El Clasico has always been ‘the biggest club game in the world’ but over the last few years, the fixture seems to have taken on more significance than usual.
The political undercurrent to this one could make life a little uncomfortable but all Real Madrid will be concerned with is getting the three points to not only end Ernesto Valverde’s incredible unbeaten start to the campaign, but to bring Barcelona back towards the chasing pack.
Valverde and his players will be acutely aware that they’ve never really fared too well in the early Saturday kick-offs, and when this titanic tussle was played at 4pm local time on a Saturday back in 2013, Barca lost at the Santiago Bernabeu.

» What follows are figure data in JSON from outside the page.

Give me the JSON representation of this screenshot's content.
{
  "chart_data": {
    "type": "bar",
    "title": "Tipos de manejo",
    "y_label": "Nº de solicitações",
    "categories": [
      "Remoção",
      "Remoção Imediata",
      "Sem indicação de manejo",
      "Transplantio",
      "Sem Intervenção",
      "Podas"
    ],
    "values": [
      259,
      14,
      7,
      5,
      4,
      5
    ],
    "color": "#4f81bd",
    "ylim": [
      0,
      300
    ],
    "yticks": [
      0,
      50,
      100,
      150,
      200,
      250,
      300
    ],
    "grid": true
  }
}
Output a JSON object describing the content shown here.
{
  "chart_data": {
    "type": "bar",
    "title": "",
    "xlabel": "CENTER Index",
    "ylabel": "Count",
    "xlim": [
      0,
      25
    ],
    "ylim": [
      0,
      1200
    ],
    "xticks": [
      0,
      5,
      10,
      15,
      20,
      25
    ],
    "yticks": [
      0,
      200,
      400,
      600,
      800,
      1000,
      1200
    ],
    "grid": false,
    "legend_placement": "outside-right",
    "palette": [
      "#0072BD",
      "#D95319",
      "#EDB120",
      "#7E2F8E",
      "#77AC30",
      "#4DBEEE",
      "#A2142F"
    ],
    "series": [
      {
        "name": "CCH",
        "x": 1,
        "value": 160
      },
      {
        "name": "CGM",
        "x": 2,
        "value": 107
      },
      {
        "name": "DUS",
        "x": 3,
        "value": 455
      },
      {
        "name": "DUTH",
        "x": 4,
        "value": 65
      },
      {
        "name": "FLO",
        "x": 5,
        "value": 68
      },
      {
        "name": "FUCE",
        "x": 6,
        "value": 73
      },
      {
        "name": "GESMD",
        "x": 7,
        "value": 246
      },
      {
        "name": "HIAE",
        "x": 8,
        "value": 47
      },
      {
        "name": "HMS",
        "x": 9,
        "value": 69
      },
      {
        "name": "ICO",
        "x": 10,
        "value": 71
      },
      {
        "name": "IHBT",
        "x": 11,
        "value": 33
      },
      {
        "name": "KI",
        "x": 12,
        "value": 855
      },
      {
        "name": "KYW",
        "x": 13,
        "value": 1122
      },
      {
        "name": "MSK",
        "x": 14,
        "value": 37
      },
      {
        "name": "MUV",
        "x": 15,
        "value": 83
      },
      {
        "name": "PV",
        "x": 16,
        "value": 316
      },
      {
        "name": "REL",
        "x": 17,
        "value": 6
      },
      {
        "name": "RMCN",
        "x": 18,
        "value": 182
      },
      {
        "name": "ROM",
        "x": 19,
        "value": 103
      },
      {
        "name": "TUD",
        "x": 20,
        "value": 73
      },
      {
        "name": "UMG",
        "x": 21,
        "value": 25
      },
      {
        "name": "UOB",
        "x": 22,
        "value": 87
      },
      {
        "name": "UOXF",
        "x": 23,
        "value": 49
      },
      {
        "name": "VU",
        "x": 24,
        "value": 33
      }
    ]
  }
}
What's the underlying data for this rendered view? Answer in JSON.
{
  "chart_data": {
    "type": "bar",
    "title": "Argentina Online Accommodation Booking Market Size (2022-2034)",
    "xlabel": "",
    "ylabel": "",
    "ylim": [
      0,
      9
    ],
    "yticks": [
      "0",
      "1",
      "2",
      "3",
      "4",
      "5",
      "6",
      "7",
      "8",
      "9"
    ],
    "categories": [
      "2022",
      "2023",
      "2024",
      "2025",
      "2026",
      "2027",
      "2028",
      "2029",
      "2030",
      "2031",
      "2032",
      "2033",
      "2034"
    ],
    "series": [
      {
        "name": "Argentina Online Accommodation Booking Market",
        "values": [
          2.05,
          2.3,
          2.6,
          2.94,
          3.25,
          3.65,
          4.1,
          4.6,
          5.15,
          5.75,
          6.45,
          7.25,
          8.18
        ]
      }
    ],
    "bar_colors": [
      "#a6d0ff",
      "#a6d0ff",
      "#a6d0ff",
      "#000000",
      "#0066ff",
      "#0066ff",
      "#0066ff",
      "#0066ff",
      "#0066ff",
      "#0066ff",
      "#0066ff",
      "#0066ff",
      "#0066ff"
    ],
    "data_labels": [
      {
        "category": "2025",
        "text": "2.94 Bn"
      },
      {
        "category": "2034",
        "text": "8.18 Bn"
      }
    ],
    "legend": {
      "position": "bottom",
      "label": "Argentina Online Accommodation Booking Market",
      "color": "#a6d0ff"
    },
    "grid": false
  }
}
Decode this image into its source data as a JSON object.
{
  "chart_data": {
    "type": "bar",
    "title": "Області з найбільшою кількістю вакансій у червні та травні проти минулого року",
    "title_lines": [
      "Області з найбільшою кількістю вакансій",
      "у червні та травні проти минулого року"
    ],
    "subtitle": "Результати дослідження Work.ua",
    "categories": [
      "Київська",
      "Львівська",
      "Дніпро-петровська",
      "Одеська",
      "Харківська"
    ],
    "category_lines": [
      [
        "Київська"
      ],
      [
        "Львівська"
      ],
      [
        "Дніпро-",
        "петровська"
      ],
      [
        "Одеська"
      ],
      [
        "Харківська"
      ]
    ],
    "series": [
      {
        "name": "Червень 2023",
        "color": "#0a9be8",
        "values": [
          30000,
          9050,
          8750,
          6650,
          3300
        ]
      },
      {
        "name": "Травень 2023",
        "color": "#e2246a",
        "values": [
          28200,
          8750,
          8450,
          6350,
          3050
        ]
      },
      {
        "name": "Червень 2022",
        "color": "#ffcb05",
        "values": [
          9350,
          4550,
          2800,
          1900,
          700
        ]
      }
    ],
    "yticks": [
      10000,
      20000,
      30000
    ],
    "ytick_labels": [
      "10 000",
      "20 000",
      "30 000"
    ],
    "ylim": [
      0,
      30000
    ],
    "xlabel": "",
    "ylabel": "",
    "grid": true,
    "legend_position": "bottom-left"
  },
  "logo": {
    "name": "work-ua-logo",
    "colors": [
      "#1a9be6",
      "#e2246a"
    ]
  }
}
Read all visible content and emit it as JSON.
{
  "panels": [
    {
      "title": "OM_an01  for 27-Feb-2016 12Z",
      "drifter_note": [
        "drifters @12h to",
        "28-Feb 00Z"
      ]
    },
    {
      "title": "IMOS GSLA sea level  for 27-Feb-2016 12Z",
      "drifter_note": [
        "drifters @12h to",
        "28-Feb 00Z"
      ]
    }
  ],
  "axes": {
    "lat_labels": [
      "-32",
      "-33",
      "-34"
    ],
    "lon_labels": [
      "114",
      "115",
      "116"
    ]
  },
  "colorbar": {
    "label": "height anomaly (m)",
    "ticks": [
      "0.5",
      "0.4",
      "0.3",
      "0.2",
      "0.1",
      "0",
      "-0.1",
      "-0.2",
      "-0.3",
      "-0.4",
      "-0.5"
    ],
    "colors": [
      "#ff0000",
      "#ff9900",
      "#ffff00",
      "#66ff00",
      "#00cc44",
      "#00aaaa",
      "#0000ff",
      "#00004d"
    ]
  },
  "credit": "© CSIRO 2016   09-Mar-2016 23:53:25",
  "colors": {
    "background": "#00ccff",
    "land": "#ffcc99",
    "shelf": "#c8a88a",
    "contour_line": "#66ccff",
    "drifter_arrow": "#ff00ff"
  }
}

Already 11 points clear of their eternal rivals this season, the Blaugrana were 16 ahead when they travelled to Madrid for the 2013 encounter. If anything, that would suggest that form can go out of the window for this game.
Real were, in fact, the last team to beat the Catalans, a comprehensive Super Cup victory over two legs which was supposed to be the precursor to a record-breaking season for Los Blancos and one of transition for Barca.
As we’ve seen, the tables have been well and truly turned.
Though it’s fair to say that Barcelona haven’t really hit the heights yet, Valverde clearly knows what it takes to build a winning side, and his substitutions have won games on more than one occasion already in 2017/18.
Zinedine Zidane by contrast, has come up short. Bereft of the luck and 90th-minute winners he enjoyed throughout last season, Real have dropped an incredible amount of points already. Nor were they convincing in the Copa del Rey, when Fuenlabrada gave them an almighty scare.
Where he once held a position of unquestioned authority, there’s a sense that the Frenchman’s tactical naivety is now coming to the fore. Absolutely no question that he’s the right man for the dressing room, as his hold over his entire squad since he took the job has proved. And another Club World Cup success in Abu Dhabi has brought further kudos.
However, unlike Valverde, he’s been unable to affect games with a change of system or personnel. A loss for Real would be devastating at this stage and even though they would have one game in hand, depending when it’s rearranged, it could hamper rather than help Los Blancos.
The title ‘El Clasico’ may be a bit of a misnomer on this occasion as we’re likely to see more of a battle than usual. Barca are missing one or two key men, and we’ll only know how keenly Samuel Umtiti’s absence is felt at full time.
Cristiano Ronaldo has been back among the goals of late, and he does enjoying silencing the Blaugrana faithful. Do so again here, and Real will still be clinging onto their title by their fingertips.